For all that, Schütz is under-performed and under-appreciated. His œuvre all too often gets shunted into a Christmas compilation disc or is talked about without being actually listened to properly. Lovers of Baroque music will all benefit as Schütz gathers many and competent advocates.
In The National Youth Choir of Great Britain he’s certainly found yet another champion. ‘Die Vögel unter dem Himmel’ is an almost hour long anthology of sacred choral music by Schütz with half a dozen pieces lasting just under a further 20 minutes by contemporaries, Scheidt, Scheidemann and Sweelinck.
It must be said that the quality of singing by the Choir under Michael Brewer is very high indeed. The recorded repertoire of the ‘NYC’ (founded in 1983) has tended to emphasise living composers … Giles Swayne, Karl Jenkins, Alan Rawsthorne. Maybe it’s comfort in this milieu that gives their approach to Schütz such freshness and clarity. The Choir’s attention to the all-important marriage of words and melody that came as much from Schütz’s Italian experiences as anywhere is exemplary: never forced or self-conscious but deliberate yet benevolent. As if the Choir is singing just for you but without any sense of servility or reticence: the music is exposed in all its fervent polish and delicacy – just as is. The Choir and Brewer see no need to embellish in order to persuade.
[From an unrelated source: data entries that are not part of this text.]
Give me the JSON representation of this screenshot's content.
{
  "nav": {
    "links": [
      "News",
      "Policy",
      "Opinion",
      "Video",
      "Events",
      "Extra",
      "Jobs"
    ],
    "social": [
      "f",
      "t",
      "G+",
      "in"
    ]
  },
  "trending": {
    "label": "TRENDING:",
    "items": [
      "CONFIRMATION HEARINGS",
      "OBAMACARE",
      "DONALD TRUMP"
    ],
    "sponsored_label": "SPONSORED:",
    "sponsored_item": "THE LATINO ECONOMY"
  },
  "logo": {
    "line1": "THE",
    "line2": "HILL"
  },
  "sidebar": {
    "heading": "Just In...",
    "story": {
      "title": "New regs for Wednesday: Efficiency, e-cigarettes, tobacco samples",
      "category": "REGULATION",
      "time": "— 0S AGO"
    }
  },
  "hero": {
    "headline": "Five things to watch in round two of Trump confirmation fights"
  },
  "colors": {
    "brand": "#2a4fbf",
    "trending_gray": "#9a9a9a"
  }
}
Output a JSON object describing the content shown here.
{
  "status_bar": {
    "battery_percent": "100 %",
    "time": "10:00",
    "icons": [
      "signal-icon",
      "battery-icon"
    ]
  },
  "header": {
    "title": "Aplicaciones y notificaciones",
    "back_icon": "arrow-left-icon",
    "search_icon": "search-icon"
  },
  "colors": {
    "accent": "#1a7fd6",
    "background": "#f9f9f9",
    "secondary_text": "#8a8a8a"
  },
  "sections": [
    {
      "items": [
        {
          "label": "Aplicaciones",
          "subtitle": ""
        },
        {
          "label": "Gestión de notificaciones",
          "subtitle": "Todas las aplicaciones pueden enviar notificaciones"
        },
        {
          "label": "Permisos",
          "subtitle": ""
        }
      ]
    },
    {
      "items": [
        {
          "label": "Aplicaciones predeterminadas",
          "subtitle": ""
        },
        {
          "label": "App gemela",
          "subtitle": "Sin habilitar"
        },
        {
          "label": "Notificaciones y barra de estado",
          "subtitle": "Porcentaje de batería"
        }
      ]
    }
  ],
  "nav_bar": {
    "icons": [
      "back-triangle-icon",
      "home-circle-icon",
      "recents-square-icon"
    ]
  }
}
Still, the Choir’s trenchant, engaged and vigorous singing draws the listener into the music without fuss or frills. The pacing is right, the balance both between the way one Schütz item follows another and the way in which the Schütz pieces are set amongst those of Scheidt, Scheidemann and Sweelinck is right; and so is the emphasis which the singers are keen to place on the relationship of text to melody.
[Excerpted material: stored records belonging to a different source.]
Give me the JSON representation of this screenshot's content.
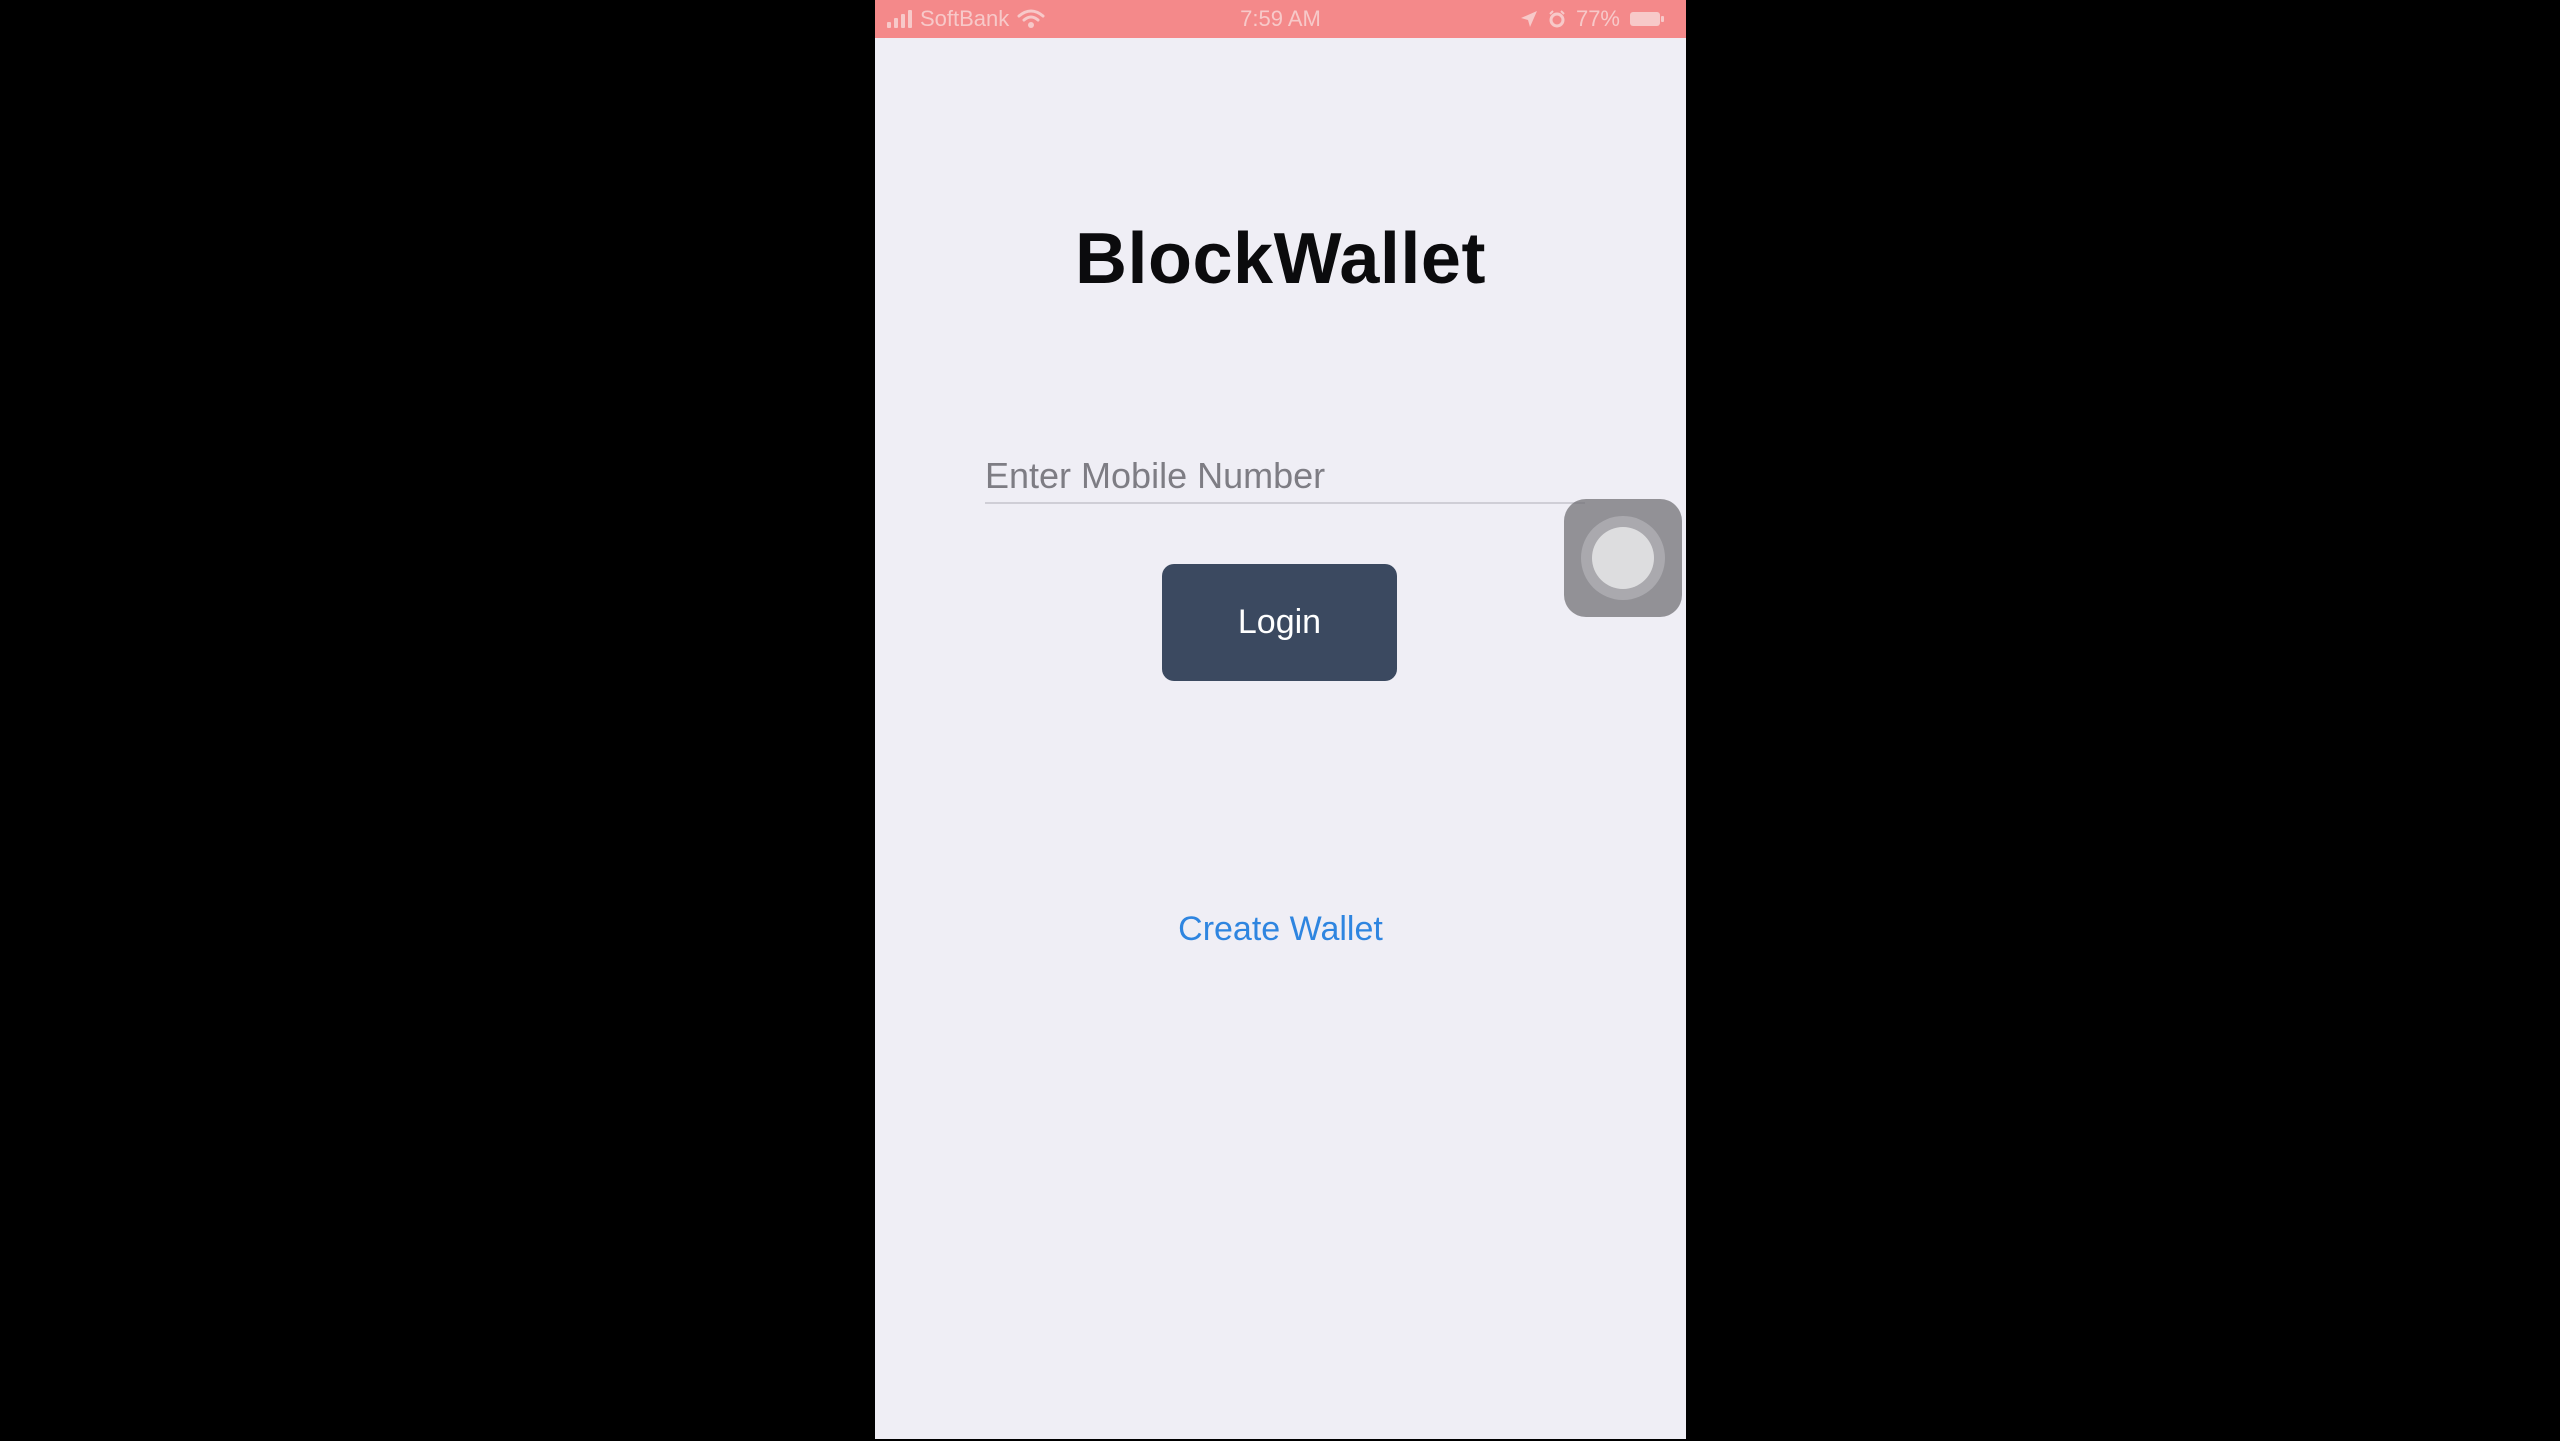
{
  "status_bar": {
    "carrier": "SoftBank",
    "time": "7:59 AM",
    "battery": "77%",
    "icons": [
      "signal-icon",
      "wifi-icon",
      "location-icon",
      "alarm-icon",
      "battery-icon"
    ]
  },
  "app": {
    "title": "BlockWallet"
  },
  "login_form": {
    "mobile_placeholder": "Enter Mobile Number",
    "mobile_value": "",
    "login_label": "Login",
    "create_wallet_label": "Create Wallet"
  },
  "colors": {
    "status_bar_bg": "#f4898a",
    "screen_bg": "#efeef5",
    "login_button_bg": "#3b4960",
    "link": "#2e85e0"
  }
}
This relationship is important because real sensitivity to Schütz’s Italianate idiom is required. It’s important not to slip into a style more redolent of Monteverdi and St Mark’s than one embedded in Protestant Saxony. It’s also important because the numbers in the Choir (well over a hundred) are much greater than Schütz would ever have expected to use. They preserve detail well.
So this is a satisfying and stimulating collection of Baroque choral pieces. The organ plays a minor but important rôle and adds a welcome spatial depth. The recording – in two locales - is a good one. The informative booklet contains the texts in German/Latin and English with a useful background essay – and photographs which (with Brewer conducting in shorts) convey the down-to-earth and relaxed accomplishments of this ensemble of young musicians. Because these forces have understood so well that the appeal of Schütz’s sincerity lies more in energy than in maudlin, it is hard to see how this recording can fail to delight.
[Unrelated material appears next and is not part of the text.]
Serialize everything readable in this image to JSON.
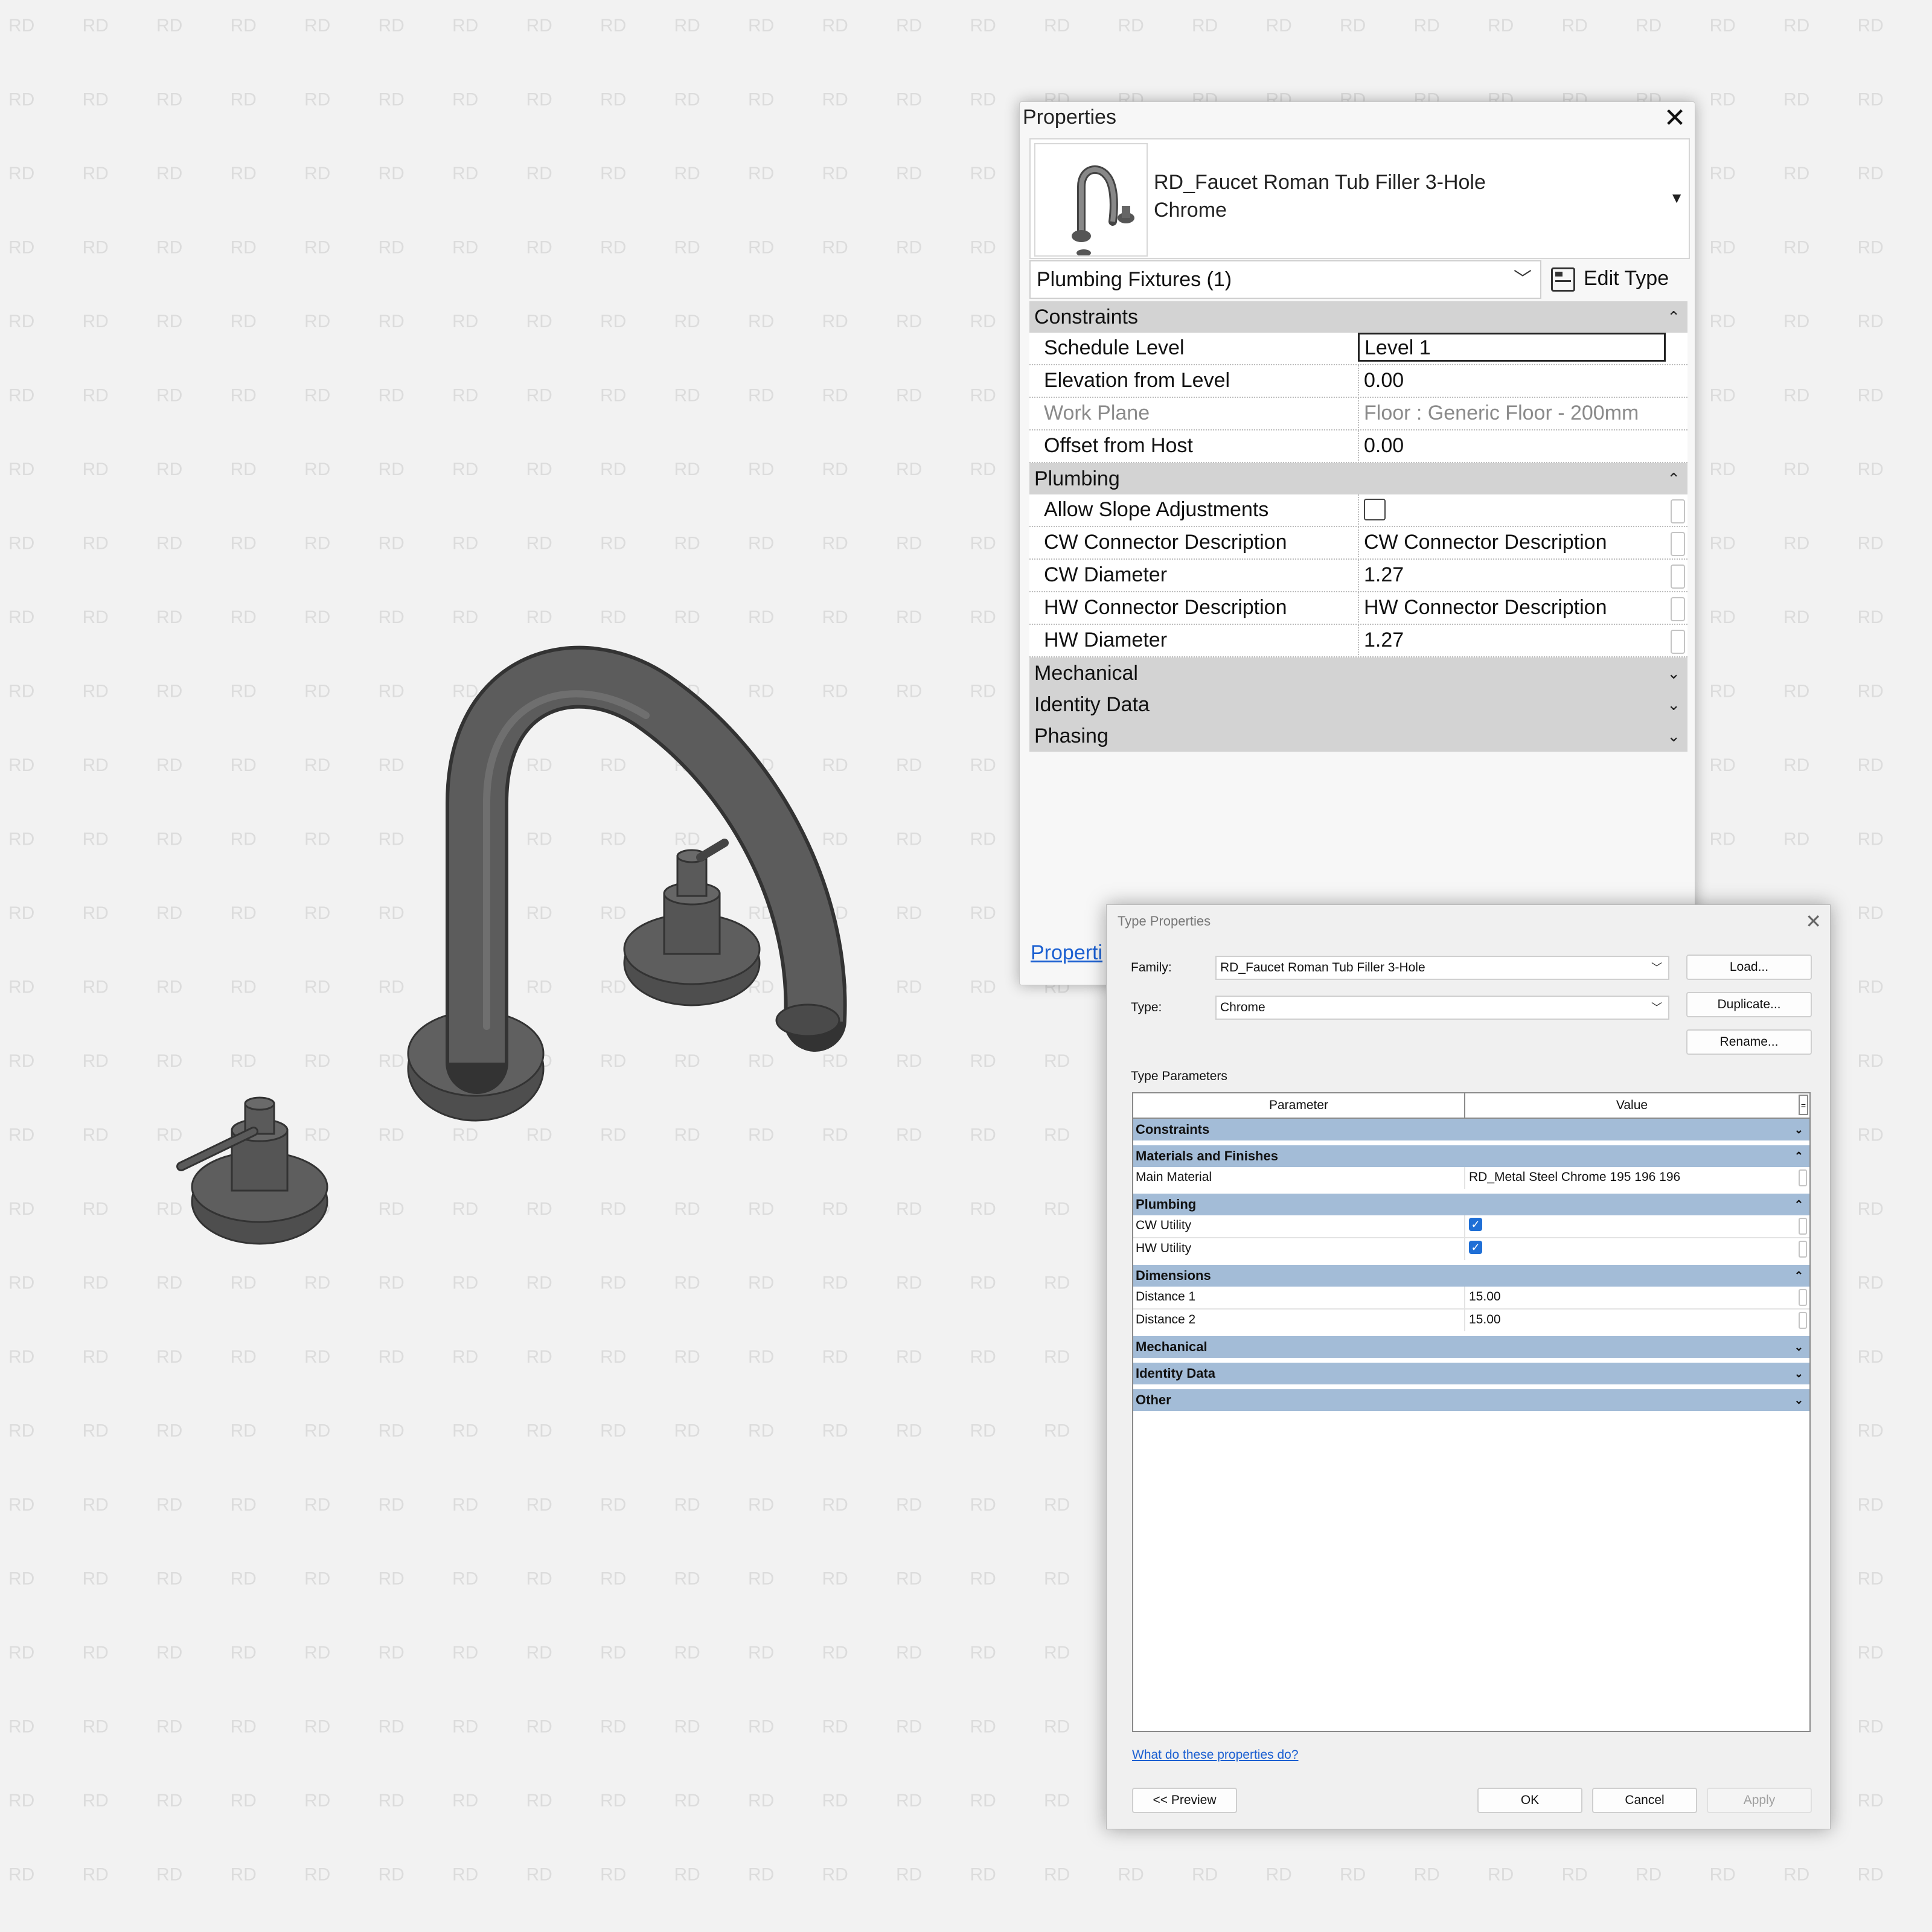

Mark Sealey, Musicweb International
From The Scotsman:
"Inevitably he 140-strong National Youth Choir of Great Britain sounds big and opulent in these performances of music by the grand master of the early German Baroque, Heinrich Schütz. Yet its legendary director, Michael Brewer, manages to overcome the hefty numbers and the ringing church acoustic, with singing of psalms and other scared settings which is well-enunciated and never over-blown. John Kitchen stylishly punctuates the vocal music with organ works by Scheidt, Schiedemann and Sweelinck."